Tony Burton, a veteran character actor best known for brief but memorable turns as a tough, no-nonsense trainer and cornerman in Sylvester Stallone’s first six “Rocky” films, has died at age 78.
Burton died of pneumonia Thursday at a Southern California hospital, his wife, Aurelain “Rae” Burton, said Friday.
Failing health had prevented him from appearing in “Creed,” the seventh “Rocky” movie and the one for which Stallone is nominated for a best supporting actor Oscar at Sunday’s Academy Awards.
“People would always ask him, ‘What’s Sylvester Stallone like,’ his wife recalled with a chuckle. “He’d just say, ‘Sylvester’s a nice guy.’ That’s all he’d ever say.”
Burton, a former boxer himself, had a long career as a character actor.
He appeared in “The Shining” and “Stir Crazy” and was one of the ballplayers in the 1976 film “The Bingo Long Traveling All-Stars & Motor Kings.”
He was a regular in the television series “Frank’s Place” and appeared in “Chicago Hope,” ”The Rockford Files” and “Sanford and Son.”
His last major film was 2006’s “Rocky Balboa,” in which he prepares the nearly 60-year-old Rocky Balboa character played by Stallone for an exhibition against the current champion, telling Balboa to “bring some hurtin’ bombs.”
In the first two Rocky films, his character, Tony “Duke” Evers, was trainer and manager to Rocky’s world-champion opponent, Apollo Creed, played by Carl Weathers.
In “Rocky II,” Burton tries to talk the champion, who barely won that first fight, out of giving Balboa a rematch.

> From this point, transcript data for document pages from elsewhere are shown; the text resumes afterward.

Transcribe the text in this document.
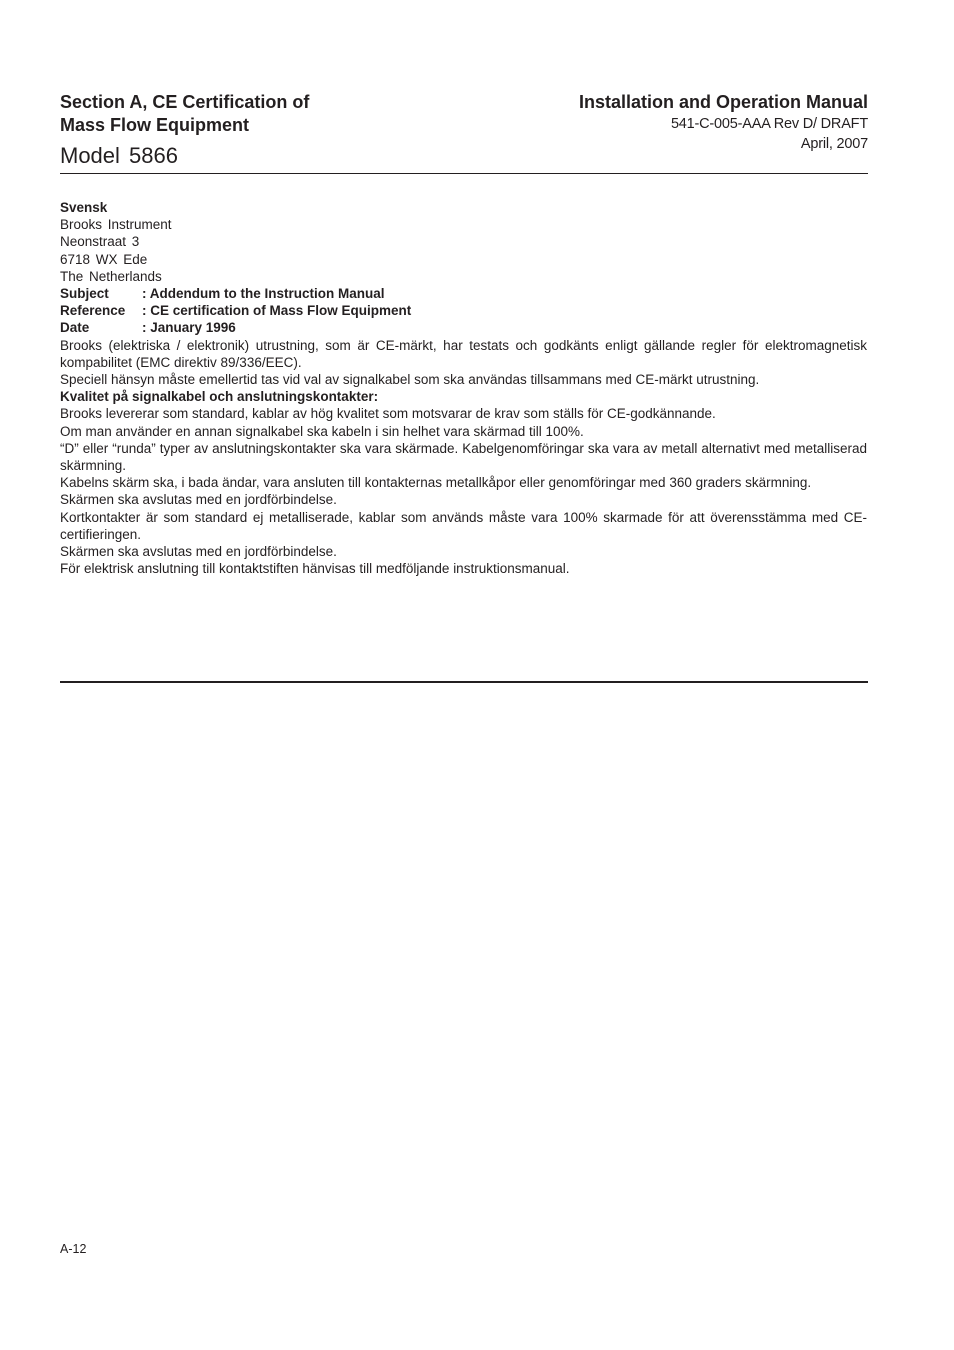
Section A, CE Certification of
Mass Flow Equipment
Model 5866
Installation and Operation Manual
541-C-005-AAA Rev D/ DRAFT
April, 2007

Svensk

Brooks Instrument

Neonstraat 3

6718 WX Ede

The Netherlands

Subject	: Addendum to the Instruction Manual
Reference	: CE certification of Mass Flow Equipment
Date	: January 1996

Brooks (elektriska / elektronik) utrustning, som är CE-märkt, har testats och godkänts enligt gällande regler för elektromagnetisk kompabilitet (EMC direktiv 89/336/EEC).

Speciell hänsyn måste emellertid tas vid val av signalkabel som ska användas tillsammans med CE-märkt utrustning.

Kvalitet på signalkabel och anslutningskontakter:

Brooks levererar som standard, kablar av hög kvalitet som motsvarar de krav som ställs för CE-godkännande.

Om man använder en annan signalkabel ska kabeln i sin helhet vara skärmad till 100%.

“D” eller “runda” typer av anslutningskontakter ska vara skärmade. Kabelgenomföringar ska vara av metall alternativt med metalliserad skärmning.

Kabelns skärm ska, i bada ändar, vara ansluten till kontakternas metallkåpor eller genomföringar med 360 graders skärmning.

Skärmen ska avslutas med en jordförbindelse.

Kortkontakter är som standard ej metalliserade, kablar som används måste vara 100% skarmade för att överensstämma med CE-certifieringen.

Skärmen ska avslutas med en jordförbindelse.

För elektrisk anslutning till kontaktstiften hänvisas till medföljande instruktionsmanual.

A-12
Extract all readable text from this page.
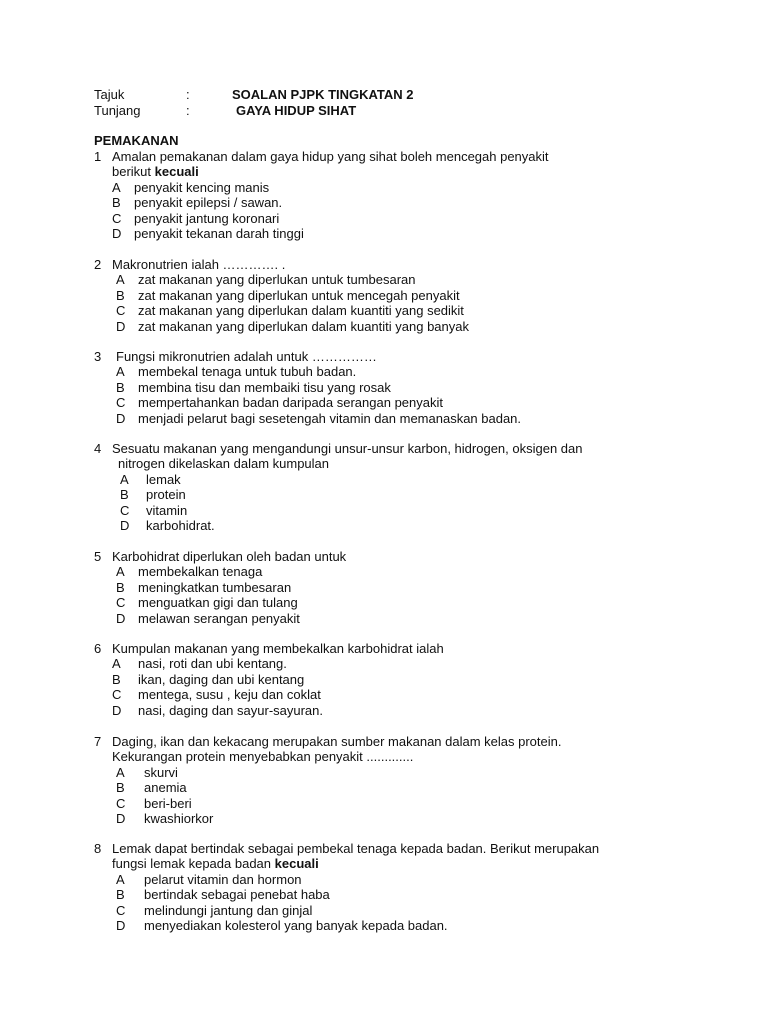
Tajuk	:	SOALAN PJPK TINGKATAN 2
Tunjang	:	GAYA HIDUP SIHAT
PEMAKANAN
1 Amalan pemakanan dalam gaya hidup yang sihat boleh mencegah penyakit
berikut kecuali
A penyakit kencing manis
B penyakit epilepsi / sawan.
C penyakit jantung koronari
D penyakit tekanan darah tinggi
2 Makronutrien ialah …………. .
A zat makanan yang diperlukan untuk tumbesaran
B zat makanan yang diperlukan untuk mencegah penyakit
C zat makanan yang diperlukan dalam kuantiti yang sedikit
D zat makanan yang diperlukan dalam kuantiti yang banyak
3 Fungsi mikronutrien adalah untuk ……………
A membekal tenaga untuk tubuh badan.
B membina tisu dan membaiki tisu yang rosak
C mempertahankan badan daripada serangan penyakit
D menjadi pelarut bagi sesetengah vitamin dan memanaskan badan.
4 Sesuatu makanan yang mengandungi unsur-unsur karbon, hidrogen, oksigen dan
nitrogen dikelaskan dalam kumpulan
A lemak
B protein
C vitamin
D karbohidrat.
5 Karbohidrat diperlukan oleh badan untuk
A membekalkan tenaga
B meningkatkan tumbesaran
C menguatkan gigi dan tulang
D melawan serangan penyakit
6 Kumpulan makanan yang membekalkan karbohidrat ialah
A nasi, roti dan ubi kentang.
B ikan, daging dan ubi kentang
C mentega, susu , keju dan coklat
D nasi, daging dan sayur-sayuran.
7 Daging, ikan dan kekacang merupakan sumber makanan dalam kelas protein.
Kekurangan protein menyebabkan penyakit .............
A skurvi
B anemia
C beri-beri
D kwashiorkor
8 Lemak dapat bertindak sebagai pembekal tenaga kepada badan. Berikut merupakan
fungsi lemak kepada badan kecuali
A pelarut vitamin dan hormon
B bertindak sebagai penebat haba
C melindungi jantung dan ginjal
D menyediakan kolesterol yang banyak kepada badan.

“He’s all wrong for us, baby,” his character says. “I saw you beat that man like I never saw no man get beat before and the man kept coming after you. … Let it go.”
Born and raised in Flint, Michigan, Burton was a top Golden Gloves boxer in his youth and had a brief professional boxing career.
In addition to his wife of 36 years, he is survived by his son, Jomo and daughters Juanita and Christal. Another son, Martin, preceded him in death.